Além de unir brasileiros e argentinos fisicamente, por meio de uma ponte com Paso de los Libres, Uruguaiana tem ultimamente também aproximado os povos vizinhos por meio da literatura. Localizada a mais de 600 quilômetros da Capital, a cidade é ponto de partida de projetos editoriais que traduzem e ampliam a circulação de textos clássicos do Rio Grande do Sul e da Argentina.
O primeiro resultado dessas trocas literárias já está nas livrarias. Trata-se de uma edição bilíngue do épico Martín Fierro, de José Hernández (1834-1886), com nova tradução, lançada pela editora Movimento. Expressão máxima da literatura gauchesca, Martín Fierro consolidou o mito do gaucho na Argentina, homem campeiro que vaga pela amplidão do pampa, às vezes à margem da lei, mas com valores éticos próprios e profundo conhecimento da natureza. Atravessando fronteiras, os gauchos ficaram conhecidos do lado brasileiro como gaúchos, denominação que veio a se tornar o gentílico do Rio Grande do Sul.
Colmar Duarte, tradutor da nova edição da obra de Hernández, conhece bem esse modo de vida. Nascido em Uruguaiana, é descendente dos primeiros sesmeiros da região e conviveu desde a infância com argentinos e uruguaios nas terras que mais tarde herdaria dos pais, na comunidade Touro Passo.

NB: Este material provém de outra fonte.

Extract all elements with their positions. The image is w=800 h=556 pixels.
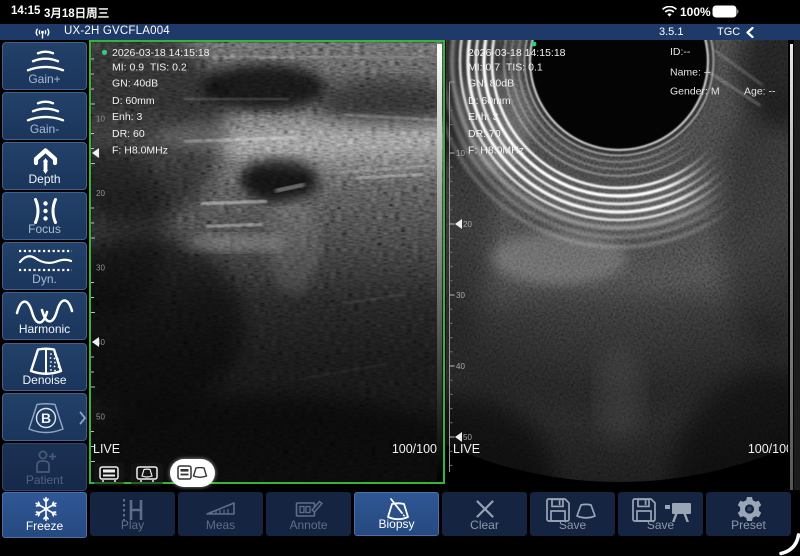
- svg-text:GN: 40dB: GN: 40dB: [112, 78, 158, 90]
- svg-text:10: 10: [456, 149, 465, 158]
- svg-text:Gender: M: Gender: M: [670, 86, 720, 98]
- svg-text:LIVE: LIVE: [93, 442, 120, 456]
- svg-text:Name: --: Name: --: [670, 67, 711, 79]
- svg-text:50: 50: [96, 413, 105, 422]
- svg-text:20: 20: [96, 189, 105, 198]
- svg-text:GN: 80dB: GN: 80dB: [468, 78, 514, 90]
- svg-text:100/100: 100/100: [748, 442, 788, 456]
- svg-text:F: H8.0MHz: F: H8.0MHz: [468, 145, 524, 157]
- svg-text:2026-03-18 14:15:18: 2026-03-18 14:15:18: [468, 47, 566, 59]
- svg-text:LIVE: LIVE: [453, 442, 480, 456]
- svg-text:B: B: [41, 410, 51, 426]
- svg-text:30: 30: [456, 291, 465, 300]
- svg-text:DR: 60: DR: 60: [112, 128, 145, 140]
- svg-text:50: 50: [463, 433, 472, 442]
- svg-text:MI: 0.7 TIS: 0.1: MI: 0.7 TIS: 0.1: [468, 62, 543, 74]
- svg-text:MI: 0.9 TIS: 0.2: MI: 0.9 TIS: 0.2: [112, 62, 187, 74]
- svg-text:D: 60mm: D: 60mm: [112, 95, 155, 107]
- svg-text:DR: 70: DR: 70: [468, 128, 501, 140]
- svg-text:ID:--: ID:--: [670, 46, 691, 58]
- svg-text:Enh: 3: Enh: 3: [112, 111, 143, 123]
- svg-text:100/100: 100/100: [392, 442, 437, 456]
- svg-text:Age: --: Age: --: [744, 86, 776, 98]
- svg-text:2026-03-18 14:15:18: 2026-03-18 14:15:18: [112, 47, 210, 59]
- svg-text:Enh: 3: Enh: 3: [468, 111, 499, 123]
- svg-text:20: 20: [463, 220, 472, 229]
- svg-text:D: 60mm: D: 60mm: [468, 95, 511, 107]
- svg-text:F: H8.0MHz: F: H8.0MHz: [112, 145, 168, 157]
- svg-text:10: 10: [96, 115, 105, 124]
- svg-text:30: 30: [96, 264, 105, 273]
- svg-text:40: 40: [456, 362, 465, 371]
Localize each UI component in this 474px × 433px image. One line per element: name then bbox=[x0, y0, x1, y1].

– Fui guri de campo, de montar a cavalo e correr carreira. O capataz da estância onde me criei era uruguaio. Tinha um conhecimento impressionante da natureza. A gente andava a cavalo e entrava a pé nos matos. Ele me mostrava as marcas dos animais nas árvores e dizia coisas como: “Tá ouvindo o sabiá cantando? É sinal de que tem pitanga madura” – lembra Colmar.
Além de ter conhecimento da lida campeira, Colmar, de 87 anos, tem proximidade com o mundo das letras como romancista, organizador de coletâneas e compositor – foi o idealizador da Califórnia da Canção Nativa, festival que mudou os rumos da música regional gaúcha a partir de 1971.
– Já existem traduções de Martín Fierro para o português, embora muitas delas tenham se esgotado. A Movimento achou importante encaminhar uma nova tradução, pois esse é um livro fundamental não só para a Argentina, mas para toda a América do Sul. Foi muito bom contar com o Colmar, porque ele tem o ouvido de fronteiriço, de quem cresceu imerso nessa cultura e nessa linguagem – avalia o editor Carlos Jorge Appel.
O trabalho do tradutor inspirou mais um escritor de Uruguaiana a estrear no ofício. É o caso de Ricardo Duarte, irmão de Colmar, que também tem livros de ficção e ensaios publicados. Caçula da família, 12 anos mais jovem que Colmar, Ricardo deve lançar nos próximos meses uma edição de Facundo, de Domingo Faustino Sarmiento (1811-1888), livro fundador da literatura argentina, publicado em 1845.
O volume será viabilizado por uma parceria entre as editoras Movimento, de Porto Alegre, e Viapampa, de Uruguaiana, liderada por Nilza Izabel Mazetti Dornelles, esposa de Ricardo.
O tradutor e a editora já estão preparando mais um passo conjunto: o lançamento de Contos Gauchescos e Lendas do Sul vertido na íntegra para o espanhol.
O livro, previsto para o primeiro semestre de 2020, deve ser lançado na Feira Internacional do Livro de Buenos Aires, realizado pela Viapampa em parceria com a Yayetopa, fundação que une argentinos e brasileiros em prol da integração cultural das duas nações. Há apenas uma tradução integral dessas obras de Simões Lopes Neto para o espanhol, lançada por uma editora uruguaia em dois volumes.
– Na Fronteira, a integração é tão óbvia que parece desnecessário falar dela. Sempre convivemos, os de origens brasileira e argentina. No entanto, é preciso difundir e fortalecer esse diálogo para além da nossa área – conclui Ricardo.